Açlık (2)
… (Dünden devam)
Girdiği her ortamda dikkatleri üzerinde toplamayı başarıyor ve bunun farkına vardığı için kendiyle gurur duyuyordu
Keskin yüz hatları, insanları ondan uzak durmaya zorluyordu
Bir o kadar da onunla iletişimde olmak için can atıyorlardı
Apar topar arabasına bindi, tabiri caizse eşek gibi çalışıp biriktirdiği paralarıyla aldığı arabasına,
Kırmızı sarı dinlemedi, kuralsız ya, bir an önce yetişmeye çalışıyordu randevusuna, “neye koşturuyorsam”
Araç kullanırken aynı zamanda düşünüyordu, ne olacaktı, nereye varacaktı ki
İstemli, istemsiz gidiyordu işte her ne kadar ayakları gitmek istese de, beyni kapı eşiğinin iki adım içerisinde kalmıştı
10 dakikalık yolu kalmışken geriye döndü, aa kapıyı açık unutmuşum diye hayıflandı
Eve yaklaştıkça gelen kokulara isim bulmaya çalışıyordu
Öylesine yabancıydı ki onlara, kafası karmakarışık bir halde içeriye girdi
Yerde bıraktığı çamaşırlar toplanmış, bütün camlar açılmış, çok sevdiği karnıyarık fırında domatesleri kızarmış
Çoban salata da var, kim kim bu derken 30 yıl öncesinde buldu kendini
Henüz 14 yaşında mahalleden bir kız arkadaşıydı evdeki yabancı
Öyle ya, yabancı olmasaydı onunla olurdu onca zaman
Sevmeyi, el ele tutuşmak sandığı zamanlardı o yaşları
Zaten başka birini sevmeye ayıracak zamanı olmamıştı
Sevmek, zaman ayırmak mıydı, o öyle oluşmaz mıydı kendiliğinden…
Pekte hatırında kalmayan 30 yıl öncesini konuşmaya başladılar
Bazen boğazlarının düğümlendiğini hissedip yutkunmakla geçiştirdiler durumu
Bir süre sessizlik hakim oldu ortamda, ne yöne bakacaklarını kestiremeyen dargınlar gibiydiler
Hatırlamak istemiyordu aslında o dönemleri, çat kapı da gelinmez ki öyle paldır küldür
İnsan bir sorar, hatıratına girebilir miyim?
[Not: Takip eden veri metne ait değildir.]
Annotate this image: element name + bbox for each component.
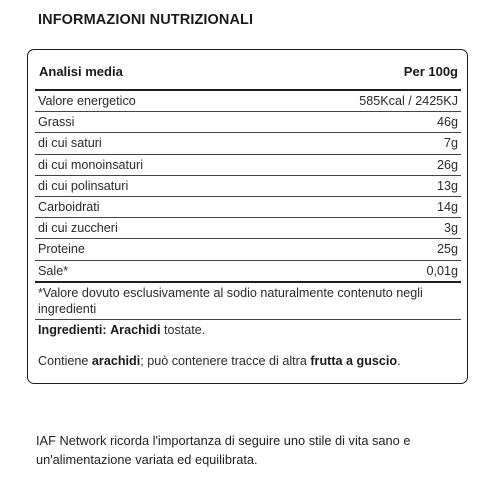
table-row bbox=[35, 133, 461, 154]
footer-text: IAF Network ricorda l'importanza di seguire uno stile di vita sano e un'alimentazione variata ed equilibrata. bbox=[36, 433, 411, 467]
nutrition-panel bbox=[27, 49, 468, 384]
allergen-name: arachidi bbox=[91, 354, 141, 368]
nutrient-value: 3g bbox=[443, 221, 458, 236]
nutrient-label: Proteine bbox=[38, 242, 85, 257]
allergen-suffix: . bbox=[397, 354, 401, 368]
nutrient-label: Grassi bbox=[38, 115, 75, 130]
allergen-middle: ; può contenere tracce di altra bbox=[140, 354, 311, 368]
table-row bbox=[35, 91, 461, 112]
salt-footnote: *Valore dovuto esclusivamente al sodio naturalmente contenuto negli ingredienti bbox=[38, 286, 423, 316]
ingredients-label: Ingredienti: bbox=[38, 323, 107, 337]
nutrient-label: di cui monoinsaturi bbox=[38, 157, 143, 172]
section-heading: INFORMAZIONI NUTRIZIONALI bbox=[38, 12, 254, 28]
nutrient-label: di cui polinsaturi bbox=[38, 178, 129, 193]
ingredients-rest: tostate. bbox=[160, 323, 206, 337]
allergen-prefix: Contiene bbox=[38, 354, 92, 368]
nutrient-label: di cui zuccheri bbox=[38, 221, 118, 236]
nutrient-value: 14g bbox=[436, 199, 458, 214]
allergen-trace: frutta a guscio bbox=[310, 354, 398, 368]
header-per-100g-label: Per 100g bbox=[403, 64, 458, 79]
nutrient-value: 46g bbox=[436, 115, 458, 130]
nutrient-value: 25g bbox=[436, 242, 458, 257]
nutrient-value: 13g bbox=[436, 178, 458, 193]
table-row bbox=[35, 239, 461, 260]
allergen-statement bbox=[38, 354, 459, 368]
table-row bbox=[35, 261, 461, 283]
nutrient-label: Sale* bbox=[38, 263, 69, 278]
table-row bbox=[35, 176, 461, 197]
table-row bbox=[35, 112, 461, 133]
nutrient-value: 26g bbox=[436, 157, 458, 172]
table-row bbox=[35, 155, 461, 176]
nutrient-label: Carboidrati bbox=[38, 199, 100, 214]
ingredients-line bbox=[35, 319, 461, 337]
nutrient-label: di cui saturi bbox=[38, 136, 102, 151]
nutrient-value: 585Kcal / 2425KJ bbox=[359, 94, 458, 108]
nutrient-value: 0,01g bbox=[426, 263, 458, 278]
nutrient-label: Valore energetico bbox=[38, 94, 136, 108]
nutrition-table-header bbox=[39, 64, 458, 84]
nutrition-table bbox=[35, 89, 461, 283]
ingredients-product: Arachidi bbox=[110, 323, 161, 337]
table-row bbox=[35, 197, 461, 218]
table-row bbox=[35, 218, 461, 239]
nutrient-value: 7g bbox=[443, 136, 458, 151]
header-analysis-label: Analisi media bbox=[39, 64, 123, 79]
Değil mi?
Küçümsenemeyecek bir genel kültürü vardı, insanlardan uzak kalsa da insan ilişkilerini bazen okuyarak, en çokta yaşayarak öğrenmişti
İnsanların ses tonundan çok, söz tonuna dikkat ederdi
Şimdi, yıllar sonra bu hatıra nereden geldi
Konuşmalarını uzunca süzdü, gözlerine derin derin baktı, düşündü
Bir sebep bulmaya çalıştı, bulamadı
Daha fazla dayanamayıp sordu
Neden geldin? Evimi adresimi nereden buldun?
Bu sorular karşısında ne diyeceğini bilemedi çocukluk aşkı
Ondan sonra hayatına kimseyi yakıştırmadığını, çok özlediğini, kendisini çok merak ettiği için ülkeyi ayağa kaldırdığını da söyleyemedi…
Onun aşkı bitmiş diye geçirdi içinden ve sustu sustu
Biraz daha oturduktan sonra, seni iyi gördüğüme çok sevindim dedi ve çıkıp gitti hayatından
-İnsanın hayatı biraz da evi değil midir?
Aklına notları geldi, onlara çocukluğunu hiç eklememişti
Ona dair hiçbir şey hatırlamak istemediğini hatırladı o an
Akşamın yorgunluğu itina ile kendisini belli ediyordu, kırmadan, beni zorlama hadi gel uyuyalım diye onu yatağa davet ediyordu
Daha fazla direnemedi, kendisini uykunun koynuna bıraktı
Neydi dün akşamdan beri yaşadığı, uyandı.